Memphis Grizzlies general manager Chris Wallace expressed his disappointment on Saturday after a three-team trade involving Trevor Ariza fell apart on Friday.
"What happened last night was unfathomable. I've never experienced this before," Wallace told reporters.
Wallace said a three-way trade involving the Phoenix Suns and Washington Wizards had been agreed upon, saying Memphis was "very clear about who was in the trade."
The agreement would have sent Ariza and two Grizzlies second-round picks to the Wizards, Washington's Kelly Oubre Jr. to Memphis, and Washington guard Austin Rivers and Memphis forward Wayne Selden to the Suns, ESPN's Adrian Wojnarowski reported.
But it unraveled, as the Grizzlies believed the agreement also included MarShon Brooks, and the Suns insisted Dillon Brooks was involved, sources told Wojnarowski. Both Brookses are Memphis swingmen and their stats aren't that different, but MarShon is a 29-year-old journeyman, while Dillon, 22, started 74 games as a rookie last season.
Wallace said on Saturday that Dillon Brooks was not involved in the trade. He also told the media that someone from the Suns or Wizards leaked the deal while the Grizzlies were playing the Miami Heat.
"That forced me to do something I've never done in 30-plus years working in this league with seven teams, is to drag two players out of a locker room and tell them they've been traded and then eventually have to come back and tell them, 'Oh, no, you haven't been traded,'" Wallace said.
"We ask a lot of these guys and we try to communicate with them at all times," he added. "We do not want them to know about trades from another party; we want to be the ones that tell them. We were forced to come in at that time and say something. That put us in a very difficult situation."
Phoenix privately insisted that it had direct conversations with Grizzlies officials on Dillon Brooks -- not MarShon -- which Memphis flatly denied, according to Wojnarowski's reporting. The Grizzlies insist that they negotiated the deal through Washington general manager Ernie Grunfeld and that there had been a miscommunication to Suns interim general manager James Jones on Memphis' assets in the deal. Washington says it believed the deal included Dillon Brooks, not MarShon Brooks, Wojnarowski reported.
MarShon Brooks said his family became aware of the trade through social media before he was informed by the team. He said his mother was trying to mouth the words to him from the crowd during the fourth quarter of Memphis' Friday night home game against the Heat.

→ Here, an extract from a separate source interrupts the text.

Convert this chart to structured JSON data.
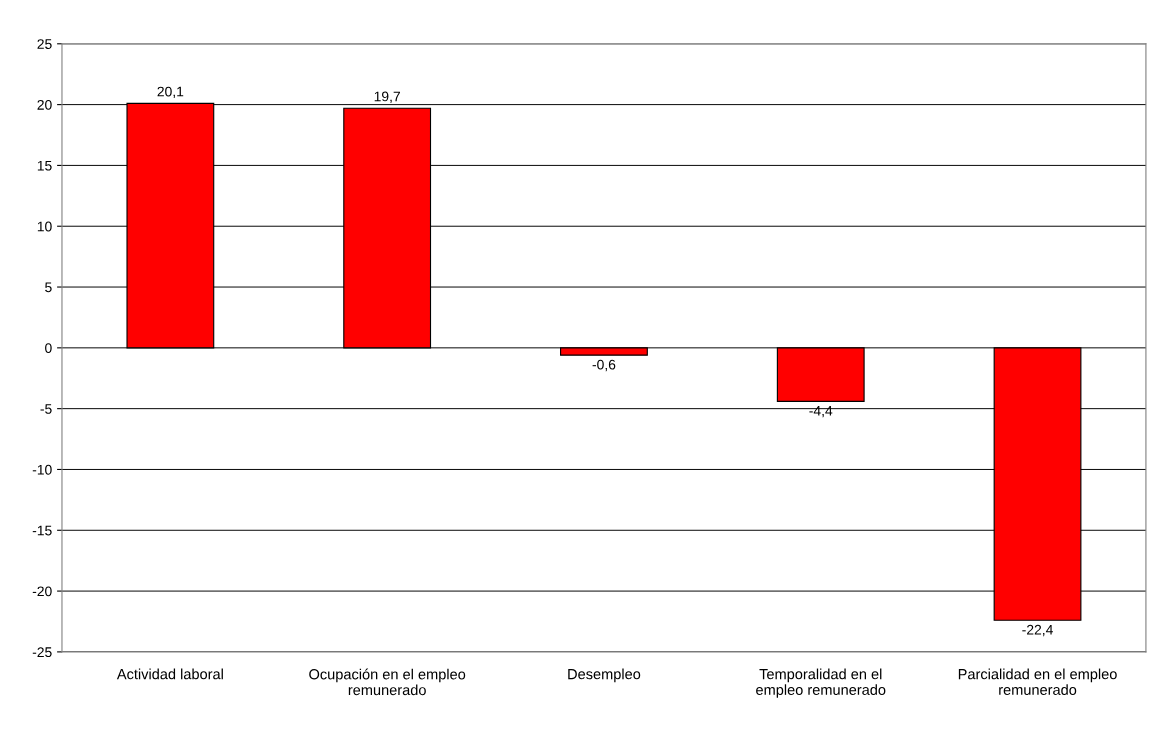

"I'm not frustrated with the situation. It is what it is. It's a business," he said. "I understand that, we all understand that. I've just got to be ready to play a game. We've got a quick turnaround. I don't really got time to feel bad or feel any type of way. I'm just going out there and compete with my brothers."
The Wizards resurrected the deal and ultimately acquired Ariza from the Suns for Oubre and Rivers, sources told Wojnarowski.